Most breast cancer patients have some type of surgery to take out their tumors. But that is not sufficient to ensure that all cancer cells are found and removed. “Cancer cells primarily use the lymphatic system to spread throughout the body and are most like to be found in the first draining lymph node, as the node filters out these cells,” said Mathew Stephens, commercial director, Endomag, in an interview with MD+DI. “These ‘sentinel’ nodes are the most likely place to find cancer, and so the surgeon will want to be able to locate that lymph node during surgery.” The node will then be biopsied to see if there are cancerous cells in it.
Surgeons need ways to pinpoint the sentinel nodes, as well as primary tumors that may be too small to be palpable, during surgery to avoid cutting out more tissue than is needed. Current techniques to make the sentinel nodes visible involve radioactive and blue dyes. Radioactive seeds that are detected with a gamma probe can be used to locate primary tumors. But handling radioactive materials comes with its own set of concerns. Stringent regulations, special staff training requirements, and issues with segregating the waste from the operating room can make it difficult to use. Radioactive materials are also limited in their availability, can cause scheduling delays, and can be uncomfortable or painful for patients, according to Endomag.

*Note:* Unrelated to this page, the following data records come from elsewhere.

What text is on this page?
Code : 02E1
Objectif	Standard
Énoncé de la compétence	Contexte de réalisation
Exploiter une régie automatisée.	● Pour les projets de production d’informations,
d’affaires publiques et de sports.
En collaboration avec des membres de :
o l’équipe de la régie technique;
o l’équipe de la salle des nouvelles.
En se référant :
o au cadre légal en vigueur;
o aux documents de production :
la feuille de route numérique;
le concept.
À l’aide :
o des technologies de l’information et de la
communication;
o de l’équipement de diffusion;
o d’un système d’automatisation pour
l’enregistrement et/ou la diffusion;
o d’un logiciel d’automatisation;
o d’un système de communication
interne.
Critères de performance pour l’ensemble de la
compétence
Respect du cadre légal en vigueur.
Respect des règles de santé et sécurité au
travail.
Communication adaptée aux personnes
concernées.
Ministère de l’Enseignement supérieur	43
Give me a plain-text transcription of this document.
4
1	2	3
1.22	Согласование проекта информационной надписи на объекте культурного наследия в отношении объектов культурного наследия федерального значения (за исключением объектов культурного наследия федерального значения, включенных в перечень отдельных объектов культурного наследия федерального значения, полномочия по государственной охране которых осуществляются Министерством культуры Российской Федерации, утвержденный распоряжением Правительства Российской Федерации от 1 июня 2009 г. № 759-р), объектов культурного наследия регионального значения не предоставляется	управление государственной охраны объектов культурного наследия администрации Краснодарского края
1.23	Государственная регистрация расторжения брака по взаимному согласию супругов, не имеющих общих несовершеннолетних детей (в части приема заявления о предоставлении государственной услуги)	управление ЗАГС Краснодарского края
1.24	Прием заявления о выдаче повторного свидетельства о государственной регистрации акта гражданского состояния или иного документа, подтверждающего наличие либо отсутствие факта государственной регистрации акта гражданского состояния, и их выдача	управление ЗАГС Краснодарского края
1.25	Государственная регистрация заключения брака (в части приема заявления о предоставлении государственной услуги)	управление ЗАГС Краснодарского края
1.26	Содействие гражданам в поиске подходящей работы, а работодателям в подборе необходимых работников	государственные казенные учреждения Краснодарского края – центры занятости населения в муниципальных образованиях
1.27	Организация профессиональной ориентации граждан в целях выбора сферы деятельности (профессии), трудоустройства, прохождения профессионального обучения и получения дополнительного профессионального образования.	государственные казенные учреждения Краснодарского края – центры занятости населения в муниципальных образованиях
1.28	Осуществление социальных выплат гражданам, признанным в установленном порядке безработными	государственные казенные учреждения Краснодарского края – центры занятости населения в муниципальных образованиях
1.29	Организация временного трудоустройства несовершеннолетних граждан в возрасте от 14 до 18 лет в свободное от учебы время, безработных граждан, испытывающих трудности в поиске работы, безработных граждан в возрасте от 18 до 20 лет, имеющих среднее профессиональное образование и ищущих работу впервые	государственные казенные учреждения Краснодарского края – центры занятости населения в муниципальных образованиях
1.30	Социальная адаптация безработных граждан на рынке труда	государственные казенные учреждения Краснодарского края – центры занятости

To avoid these types of concerns, Endomag offers a marking technology that employs a magnetic field. It includes a device called Magseed for tumor localization and one called Magtrace for sentinel node identification. Endomag had received FDA 510(k) clearance for Sentimag/Magseed in 2016, and now the company has just had its PMA approved for Magtrace.
Using ultrasound to guide its placement, Magseed is inserted into the tumor up to 30 days in advance of surgery. It is a 5 x 1 mm device made of paramagnetic steel and iron oxide. The seed is cylindrical with no barbs and is easily visible on mammography and ultrasound. It is supplied in sterile packaging preloaded into an 18-gauge 20-cm-long steel needle.
Magtrace is made of tiny particles that are the same size as cancer cells and have a special coating that allows them to flow easily through the lymphatic system. They are filtered in the same way by the sentinel node, allowing the surgeon to locate that specific tissue, said Stephens. The tracer is a dark brown aqueous suspension of organically coated, superparamagnetic iron oxide particles that dissipate naturally in the body. Localization can start after only 20 minutes following injection into the subareola region of the breast, but it can also be given up to seven days in advance of the procedure.
Both devices are used with the company’s Sentimag probe, which generates an alternating magnetic field that transiently magnetizes iron oxide particles within Magseed and Magtrace. The magnetic signatures of the devices are then detected by the probe. The Sentimag unit displays a numerical count and produces an audio tone, both of which are related to the strength of the magnetic field and therefore the distance of the seed or tracer from the detector probe.
Magtrace has already been used in Europe for five years in more than 30,000 procedures.
“After 18 months of using the Sentimag platform with Magseed for lesion localization, we’re really excited to add the sentinel node biopsy capability with Magtrace. Being able to carry out both seed localization and sentinel node biopsy with one instrument made this the only option for us,” stated Michael Alvarado, professor of surgery, UCSF, and principal investigator for the U.S. Magtrace trial, in Endomag’s press release.